Once the document has been filed with the court, it must be personally served on the tenant. The tenant is required to file a written answer to the complaint with the court. If he fails to do so, the landlord is awarded a judgement for eviction by default. If the tenant does file an answer in the time limit provided, a hearing is scheduled which must be attended by both parties.
If the judge rules in favor of the landlord, a writ is issued giving the tenant an opportunity to move out on a voluntary basis. This is usually a short period of time, which may vary from 24 hours to 5 days. If the tenant still refuses to leave, law enforcement officials can physically remove him from the premises.
Tenant’s Belongings upon Forced Eviction
In the event an order for eviction is issued by the court, the tenant has only those few days granted to move out to dispose of his property.

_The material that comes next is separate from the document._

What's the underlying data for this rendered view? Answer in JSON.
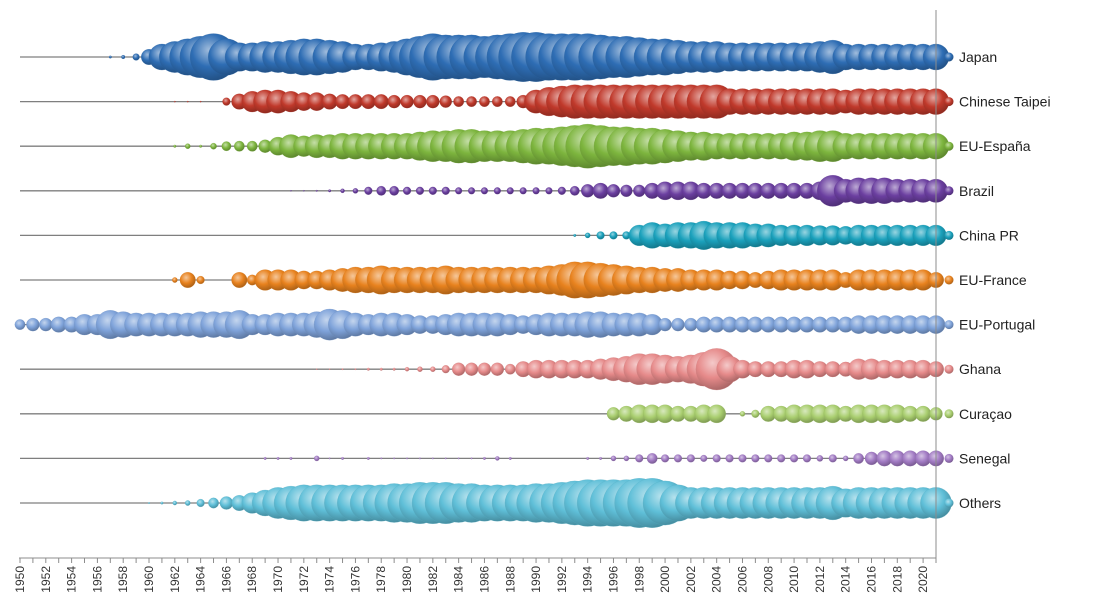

If the sheriff physically removes a tenant from a property, the personal property left in the residence is, in many jurisdictions, moved to a bonded storage facility. If the tenant wants his belongings back, he must pay the storage fees.
Unlawful Detainer Forms
Most courthouses provide unlawful detainer forms a landlord can use in order to file an eviction. These are available online in most jurisdictions. Unlawful detainer forms require specific information, including the names and addresses of both parties, the type of lease or rental contract involved, and what the landlord is requesting from the court, including payment of rent and damages. Because it is not uncommon for landlords to file unlawful detainer actions without an attorney, most courts provide instructions with their complaint forms to assist both landlords and tenants in completing the paperwork properly.
Sample Unlawful Detainer Form
While each state has its own complaints for filing an unlawful detainer action, California’s Judicial Council Form No. UD-100 may serve as an example. An experienced attorney can assist landlords in filling out unlawful detainer forms, or can defend a tenant against eviction.
Related Legal Terms and Issues
- Civil Lawsuit – A lawsuit brought about in court when one person claims to have suffered a loss due to the actions of another person.
- Damages – A monetary award in compensation for a financial loss, loss of or damage to personal or real property, or an injury.
- Defendant – A party against whom a lawsuit has been filed in civil court, or who has been accused of, or charged with, a crime or offense.
- Hearing – A proceeding before the court at which an issue of fact or law is heard, evidence presented, and a decision made.
- Jurisdiction – The legal authority to hear legal cases and make judgments; the geographical region of authority to enforce justice.
- Plaintiff – A person who brings a legal action against another person or entity, such as in a civil lawsuit, or criminal proceedings.
- Real Property – Land and property attached or fixed directly to the land, including buildings and structures.